Sacó otro mapa, que era de la composición interna del edificio. Desde los pasillos hasta los ductos de ventilación, cada cosa estaba explicada por el gran detalle de la imagen. Los puntos ahora representaban vigilantes, el otro obstáculo a atravesar.
— Los códigos de estos sistemas son únicos, y no pueden hackearse desde la distancia o intentar descifrarlos con el poco tiempo disponible — Continuó Kabuto. Circuló la zona del sótano con su índice —. Van a tener que destruirlo, y para ello, tendrán que poner un grupo de bombas de gran alcance justo en la parte más baja del sótano. Si tienen suerte, ustedes y el resto de los híbridos saldrán con el tiempo suficiente para librarse de las trampas y escapar de la explosión.
— ¿Y si no tenemos suerte? — Pregunté, ya sin el intento de amabilidad de mis cuestionamientos anteriores. El plan era riesgoso, contrarreloj y evidentemente suicida para un grupo de novatos como nosotros. No podíamos ser los encargados del objetivo principal. Simplemente, era demasiado.
Kabuto volvió a encogerse de hombros.
— En el peor de los casos, estarán cerca de las trampas y la explosión, y seguramente más de la mitad de sus compañeros no sobreviva al menos que conozcan bien el mapa. Sin embargo, el margen de error de la misión es aceptable. Hemos calculado esto durante meses.
— ¿Y planeas que lleve a todo mi equipo por ductos de ventilación hasta llegar al sótano? — Mi pregunta sonaba más como amenaza y en parte lo era. Había muchos equipos de élite que estaban más calificados que nosotros para una misión como esa, estaba seguro.
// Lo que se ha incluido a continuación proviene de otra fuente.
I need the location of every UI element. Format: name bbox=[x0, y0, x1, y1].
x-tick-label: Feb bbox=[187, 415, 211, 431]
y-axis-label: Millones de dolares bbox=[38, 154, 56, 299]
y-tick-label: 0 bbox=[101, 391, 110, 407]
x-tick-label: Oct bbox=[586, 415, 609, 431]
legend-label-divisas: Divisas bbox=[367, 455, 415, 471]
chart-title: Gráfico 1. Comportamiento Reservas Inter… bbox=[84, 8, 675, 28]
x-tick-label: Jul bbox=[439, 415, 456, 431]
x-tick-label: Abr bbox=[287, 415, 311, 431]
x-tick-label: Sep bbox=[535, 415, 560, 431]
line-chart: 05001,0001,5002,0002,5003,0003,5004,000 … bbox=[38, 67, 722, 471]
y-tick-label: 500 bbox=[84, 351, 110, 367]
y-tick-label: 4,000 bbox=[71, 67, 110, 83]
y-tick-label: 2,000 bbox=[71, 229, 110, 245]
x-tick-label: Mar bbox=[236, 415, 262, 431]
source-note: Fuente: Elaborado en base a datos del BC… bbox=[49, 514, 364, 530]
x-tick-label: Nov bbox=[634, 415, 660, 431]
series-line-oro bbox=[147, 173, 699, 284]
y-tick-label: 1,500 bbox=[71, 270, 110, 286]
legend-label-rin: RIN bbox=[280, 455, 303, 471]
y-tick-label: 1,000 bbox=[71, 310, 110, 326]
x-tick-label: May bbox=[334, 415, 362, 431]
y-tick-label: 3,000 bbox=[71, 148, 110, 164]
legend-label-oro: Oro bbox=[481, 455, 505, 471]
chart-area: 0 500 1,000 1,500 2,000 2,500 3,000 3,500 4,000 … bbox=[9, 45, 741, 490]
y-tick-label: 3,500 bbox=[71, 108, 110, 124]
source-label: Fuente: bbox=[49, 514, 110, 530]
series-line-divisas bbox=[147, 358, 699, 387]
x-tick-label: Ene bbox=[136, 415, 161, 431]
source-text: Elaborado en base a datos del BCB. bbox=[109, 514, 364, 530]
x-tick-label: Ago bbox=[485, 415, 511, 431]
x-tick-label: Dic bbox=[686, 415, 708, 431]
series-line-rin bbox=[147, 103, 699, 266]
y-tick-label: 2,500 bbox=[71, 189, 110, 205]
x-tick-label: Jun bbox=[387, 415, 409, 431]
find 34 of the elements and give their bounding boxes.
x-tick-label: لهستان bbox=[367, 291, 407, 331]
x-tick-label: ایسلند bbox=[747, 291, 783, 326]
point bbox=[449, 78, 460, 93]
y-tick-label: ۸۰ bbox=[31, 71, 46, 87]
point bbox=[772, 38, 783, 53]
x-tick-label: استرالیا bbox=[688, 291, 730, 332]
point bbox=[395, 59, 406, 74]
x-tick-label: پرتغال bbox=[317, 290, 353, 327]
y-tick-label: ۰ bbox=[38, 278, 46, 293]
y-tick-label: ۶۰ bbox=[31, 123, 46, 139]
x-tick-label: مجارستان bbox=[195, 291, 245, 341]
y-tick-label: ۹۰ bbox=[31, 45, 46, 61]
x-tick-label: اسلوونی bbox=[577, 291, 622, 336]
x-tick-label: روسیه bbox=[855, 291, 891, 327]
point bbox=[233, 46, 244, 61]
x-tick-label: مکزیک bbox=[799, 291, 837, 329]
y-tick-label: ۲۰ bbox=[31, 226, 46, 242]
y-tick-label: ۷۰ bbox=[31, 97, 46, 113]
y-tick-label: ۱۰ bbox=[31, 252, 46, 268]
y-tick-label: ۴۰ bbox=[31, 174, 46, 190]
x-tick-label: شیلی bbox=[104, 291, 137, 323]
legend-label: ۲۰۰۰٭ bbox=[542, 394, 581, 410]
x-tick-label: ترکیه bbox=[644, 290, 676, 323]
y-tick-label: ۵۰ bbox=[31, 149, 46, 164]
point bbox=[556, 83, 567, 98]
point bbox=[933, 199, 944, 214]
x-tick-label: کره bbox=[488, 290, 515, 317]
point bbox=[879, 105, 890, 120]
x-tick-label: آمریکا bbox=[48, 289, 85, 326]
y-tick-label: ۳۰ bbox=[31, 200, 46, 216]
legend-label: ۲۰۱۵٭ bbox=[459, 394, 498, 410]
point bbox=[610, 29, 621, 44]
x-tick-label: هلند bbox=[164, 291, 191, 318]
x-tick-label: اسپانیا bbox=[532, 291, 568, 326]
Kabuto negó, y su sonrisa pasó de una comprensiva a una mueca burlona y cruel.
— No. Mientras el resto del equipo genera un distractor, sólo uno de ustedes entrará — Ladeó el rostro, sus ojos fijos en algo más allá. El respingo me dio la respuesta a la pregunta que no me dio tiempo de formular y que hizo que todos mis sentidos se pusieran alerta —. Un alguien compacto y ágil, evidentemente.
"Y Sasuke, ante todo, recuerda quién los puso frente a ti en primer lugar"
Kabuto le guiñó el ojo, pero Hanabi se quedó en silencio.
.
.
.
.
.
Continuará.
.
.
.
*arroja algo con frustración* ACTUALICÉ DOBLE, MALDITA SEA.
¿Recuerdan que dije que trataría de ser más constante, que respondería reviews y todo sería amor y felicidad?
Me equivoqué, la universidad es una mierda. Mi semestre fue una mierda. Lo disfruté, aprendí mucho, pero me comió todo mi tiempo y fue horrible. Quisiera ser como esas personas superpoderosas que todo lo hacen y duermen ocho horas.
Por otra parte, ¿adivinen quién cumplió años y se la pasó escribiendo con desesperación? Yo :D Pero tengo una razón de peso: en unas horas me quitan las muelas de juicio. ¿Quién va a escribir con un dolor como ese? Yo no :'D
FELIZ CUMPLEAÑOS A MI BEBÉ SASUKI. FELIZ CUMPLEAÑOS A MÍ Y FELIZ CUMPLEAÑOS A MIS MUELAS PORQUE ELLAS TAMBIÉN CUMPLIERON AÑITOS Y YA SE VAN A LA FREGADA.
Gracias a los que siguen leyendo, a los que se pasan por aquí de vez en cuando y a quienes me han pedido actualización constantemente. Neta, sin ustedes nada de esto tendría sentido.